Gilead, meanwhile, is playing the long game. The company insists it’s making “progress with payers” and expects three-quarters of U.S. insurers to cover Yeztugo by the end of 2025. By mid-2026, they’re betting on near-universal coverage. Medicaid programs in progressive states like California and New York have already signed on, and government programs like Medicare and the VA are backing the drug. The math is simple: treat HIV for a lifetime at over $1 million, or prevent it for a fraction of the cost.


Why It Matters for LGBTQ Health

For the LGBTQ community, access to cutting-edge HIV prevention isn’t a luxury—it’s survival. Yeztugo could have been the golden ticket to ending new infections in high-risk groups, particularly men who have sex with men, trans women, and communities of color who bear the brunt of the epidemic. By refusing to cover it, CVS sends a chilling message: the bottom line comes before public health.

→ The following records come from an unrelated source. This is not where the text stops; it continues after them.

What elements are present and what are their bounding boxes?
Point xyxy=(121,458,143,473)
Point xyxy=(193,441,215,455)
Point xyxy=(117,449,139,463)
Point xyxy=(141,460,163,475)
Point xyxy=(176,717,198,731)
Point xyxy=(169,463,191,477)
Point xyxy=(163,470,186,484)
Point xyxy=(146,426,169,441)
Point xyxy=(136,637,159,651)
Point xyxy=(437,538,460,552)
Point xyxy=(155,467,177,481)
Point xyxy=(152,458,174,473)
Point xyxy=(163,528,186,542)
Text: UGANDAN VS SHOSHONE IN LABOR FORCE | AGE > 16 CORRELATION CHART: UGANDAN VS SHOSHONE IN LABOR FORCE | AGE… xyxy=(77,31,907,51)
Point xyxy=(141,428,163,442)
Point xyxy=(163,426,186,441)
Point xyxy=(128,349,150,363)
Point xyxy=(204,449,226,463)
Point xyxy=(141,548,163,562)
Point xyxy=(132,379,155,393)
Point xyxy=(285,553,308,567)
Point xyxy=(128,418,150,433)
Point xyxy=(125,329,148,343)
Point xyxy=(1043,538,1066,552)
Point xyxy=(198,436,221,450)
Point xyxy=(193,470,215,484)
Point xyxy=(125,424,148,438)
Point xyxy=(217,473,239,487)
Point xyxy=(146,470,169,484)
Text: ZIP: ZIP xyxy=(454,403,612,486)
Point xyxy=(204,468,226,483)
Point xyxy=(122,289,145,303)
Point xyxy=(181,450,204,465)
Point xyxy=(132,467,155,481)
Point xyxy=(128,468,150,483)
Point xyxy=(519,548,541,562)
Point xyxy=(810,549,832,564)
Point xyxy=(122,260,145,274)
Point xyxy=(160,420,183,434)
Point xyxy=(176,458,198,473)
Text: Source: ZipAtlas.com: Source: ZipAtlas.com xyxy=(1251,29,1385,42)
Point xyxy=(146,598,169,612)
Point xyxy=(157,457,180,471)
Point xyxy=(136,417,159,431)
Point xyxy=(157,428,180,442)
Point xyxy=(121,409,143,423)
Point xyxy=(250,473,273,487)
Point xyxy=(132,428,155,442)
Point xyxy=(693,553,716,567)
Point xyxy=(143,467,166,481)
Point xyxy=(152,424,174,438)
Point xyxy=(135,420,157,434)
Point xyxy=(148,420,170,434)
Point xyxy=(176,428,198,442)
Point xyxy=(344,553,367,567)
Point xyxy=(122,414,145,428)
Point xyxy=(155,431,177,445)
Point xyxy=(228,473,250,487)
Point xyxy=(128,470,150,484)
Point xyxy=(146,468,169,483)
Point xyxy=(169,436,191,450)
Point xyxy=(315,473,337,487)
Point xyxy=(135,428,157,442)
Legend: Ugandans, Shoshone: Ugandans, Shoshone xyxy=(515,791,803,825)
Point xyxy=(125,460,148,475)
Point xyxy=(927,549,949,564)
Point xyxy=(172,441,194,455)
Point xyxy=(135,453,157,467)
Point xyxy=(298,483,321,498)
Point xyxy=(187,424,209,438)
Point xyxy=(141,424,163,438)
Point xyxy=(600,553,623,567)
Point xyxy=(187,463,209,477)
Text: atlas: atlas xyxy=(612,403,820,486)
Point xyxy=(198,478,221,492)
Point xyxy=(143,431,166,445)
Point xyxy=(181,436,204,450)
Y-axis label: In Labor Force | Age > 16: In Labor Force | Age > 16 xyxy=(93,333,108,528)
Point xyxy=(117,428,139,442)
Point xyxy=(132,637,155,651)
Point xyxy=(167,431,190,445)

As the U.S. debates drug pricing and regulatory power—especially under the new HHS leadership—queer activists are bracing for a fight. This isn’t just about one shot. It’s about whether America is willing to put its money where its mouth is when it comes to stopping HIV once and for all.

Because while the science is ready to wipe out a 44-year epidemic, corporate caution and sticker shock may keep the virus alive longer than it should. And the LGBTQ community, as always, will pay the price.